Have read that in the time of Marco Polo although Kublai Khan had established Buddhism as the official religion at the same time there was a prevailing attitude of religious tolerance and freedom, embracing of religious and artistic freedom as being a healthy good even in the governing context such as it was.
Of course the government may be very afraid that if permitted to come into contact with the Living God, on God’s terms, not encounter under control of government, then logically people would realize God’s love for all human beings. The government cannot abide having it be realized openly that the state control over the process of human life coming into the world is evil and corrupt, obviously.

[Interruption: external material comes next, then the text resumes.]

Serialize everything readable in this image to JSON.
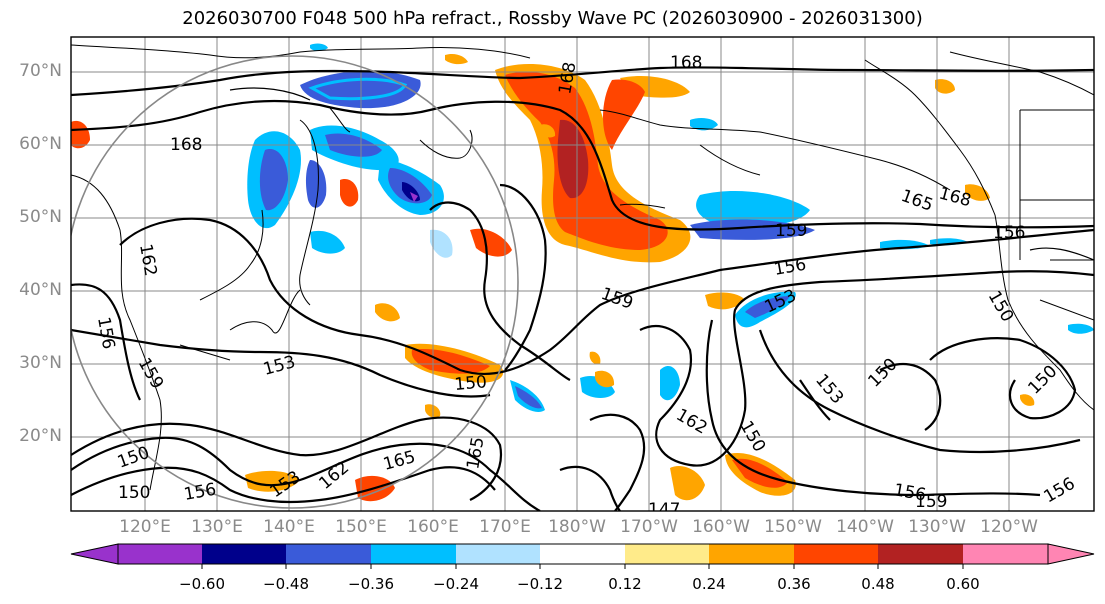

There are parallels in the west obviously. Strip the Mass of reverence and interfere with the means for communal prayer, deny the profound evil of the prochoice mentality, equate choice with prolife as just a valid political choice but having nothing to do with who we are in relation to God, hint and wink that priests, Bishops, the Church is to uphold first and foremost and support the law of the land, not resist. Historians are well aware of what the power of communal prayer can do, if the abolition movement or the leadership of Martin Luther King, or the blood of various martyrs situated in many places have anything to say to us. It is not the community activism that is feared and needed to be brought under control (even in “Catholic” circles and media unfortunately) but the power of the dignity of persons in the light of God and that communion that is targeted in so many ways. Interesting that certain bright lights of theological thought at work in America now wish to help the Chinese government in their control of the Church. One might ask, in America, is their advocacy for the government, dressed up in Church-y language, or is it for the Body of Christ, holy?